Kurban Bayramı denilince akla ilk gelen şeylerden biri kırmızı et tüketimi. Tüm bayramlarda olduğu gibi Kurban Bayramı’nda da tüm aile bireyleri bir araya geliyor, geniş sofralar kuruluyor ve bu sofralarda sohbet uzadıkça tüketilen besinlerin miktarı artıyor. Bu besinlerin arasında ön plana çıkan da kuşkusuz kırmızı et. Ancak et tüketiminin arttığı bu dönemde Sofra/Compass Group Türkiye Ülke Diyetisyeni Emel Terzioğlu Arslan, özellikle kalp damar hastalıkları, diyabet, hipertansiyon ve böbrek hastalıkları gibi kronik hastalığı olan bireyler ile yaşlılar ve çocuklar gibi yüksek risk grubunda olan bireylerin çok dikkatli olması gerektiğinin altını çiziyor.

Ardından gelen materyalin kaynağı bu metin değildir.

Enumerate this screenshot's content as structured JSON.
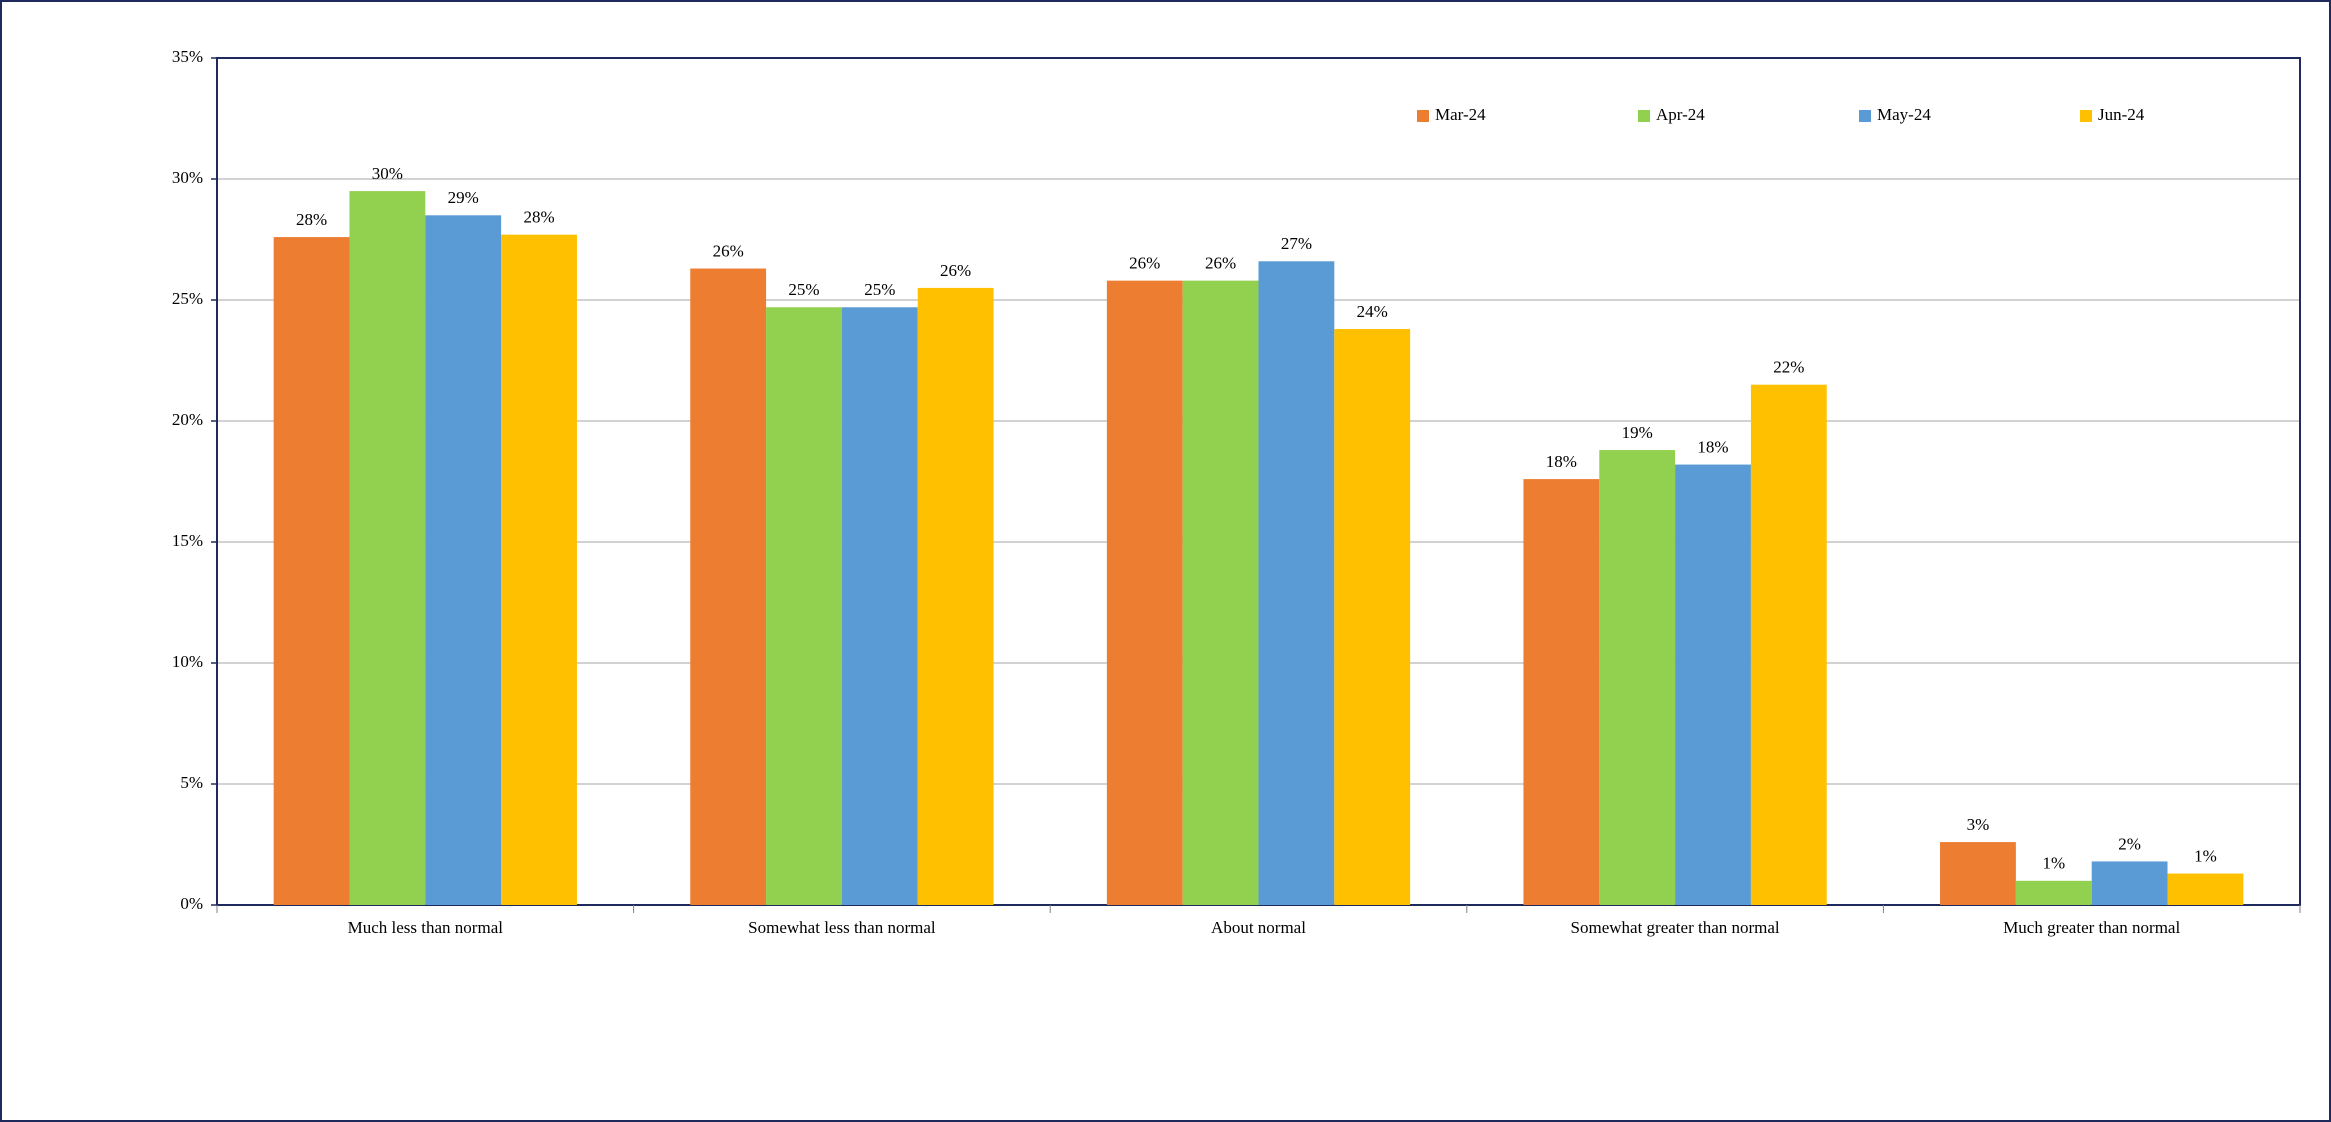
{
  "chart_data": {
    "type": "bar",
    "categories": [
      "Much less than normal",
      "Somewhat less than normal",
      "About normal",
      "Somewhat greater than normal",
      "Much greater than normal"
    ],
    "series": [
      {
        "name": "Mar-24",
        "color": "#ED7D31",
        "values": [
          27.6,
          26.3,
          25.8,
          17.6,
          2.6
        ],
        "value_labels": [
          "28%",
          "26%",
          "26%",
          "18%",
          "3%"
        ]
      },
      {
        "name": "Apr-24",
        "color": "#92D050",
        "values": [
          29.5,
          24.7,
          25.8,
          18.8,
          1.0
        ],
        "value_labels": [
          "30%",
          "25%",
          "26%",
          "19%",
          "1%"
        ]
      },
      {
        "name": "May-24",
        "color": "#5B9BD5",
        "values": [
          28.5,
          24.7,
          26.6,
          18.2,
          1.8
        ],
        "value_labels": [
          "29%",
          "25%",
          "27%",
          "18%",
          "2%"
        ]
      },
      {
        "name": "Jun-24",
        "color": "#FFC000",
        "values": [
          27.7,
          25.5,
          23.8,
          21.5,
          1.3
        ],
        "value_labels": [
          "28%",
          "26%",
          "24%",
          "22%",
          "1%"
        ]
      }
    ],
    "ylim": [
      0,
      35
    ],
    "yticks": [
      {
        "value": 0,
        "label": "0%"
      },
      {
        "value": 5,
        "label": "5%"
      },
      {
        "value": 10,
        "label": "10%"
      },
      {
        "value": 15,
        "label": "15%"
      },
      {
        "value": 20,
        "label": "20%"
      },
      {
        "value": 25,
        "label": "25%"
      },
      {
        "value": 30,
        "label": "30%"
      },
      {
        "value": 35,
        "label": "35%"
      }
    ],
    "grid": true
  }
}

Ekonomik İşbirliği ve Kalkınma Örgütü (OECD) ve Birleşmiş Milletler Gıda ve Tarım Örgütü (FAO) 1998-2017 yılları arasındaki verilerine göre Türkiye’de et tüketimi son 20 yılda kademeli şekilde artış gösterdi. En büyük artış büyükbaş hayvan eti tüketiminde görüldü. 1998’de 4.2 kilogram olan yıllık kişi başı büyükbaş hayvan eti tüketimi 2017’de 10.4 kilograma yükseldi.
Türkiye genelinde özellikle Kurban Bayramı kırmızı et tüketiminin en yüksek olduğu dönemlerin başında geliyor. Kırmızı et vücut tarafından iyi bir şekilde kullanılabilen kaliteli bir protein kaynağı ancak görünür yağlarından ayrıldığı takdirde bile yağ içeriği yaklaşık %20 civarında. Bu yüzden yüksek miktarda kırmızı et tüketimi, kolesterol ve trigliserit gibi kan yağlarının yükselmesine ayrıca kalp damar hastalıkları riskinin artmasına neden oluyor. Bunun yanı sıra özellikle akut böbrek yetmezliği olan hastalarda, böbrek fonsiyonlarının daha fazla bozulmasına neden olabiliyor. Beraberinde sindirim güçlüğü, kabızlık, hazımsızlık, mide yanmaları ve ağrıları gibi birçok sindirim sorunlarına yol açabiliyor. Peki özellikle bu dönemde et tüketiminde nelere dikkat etmeliyiz?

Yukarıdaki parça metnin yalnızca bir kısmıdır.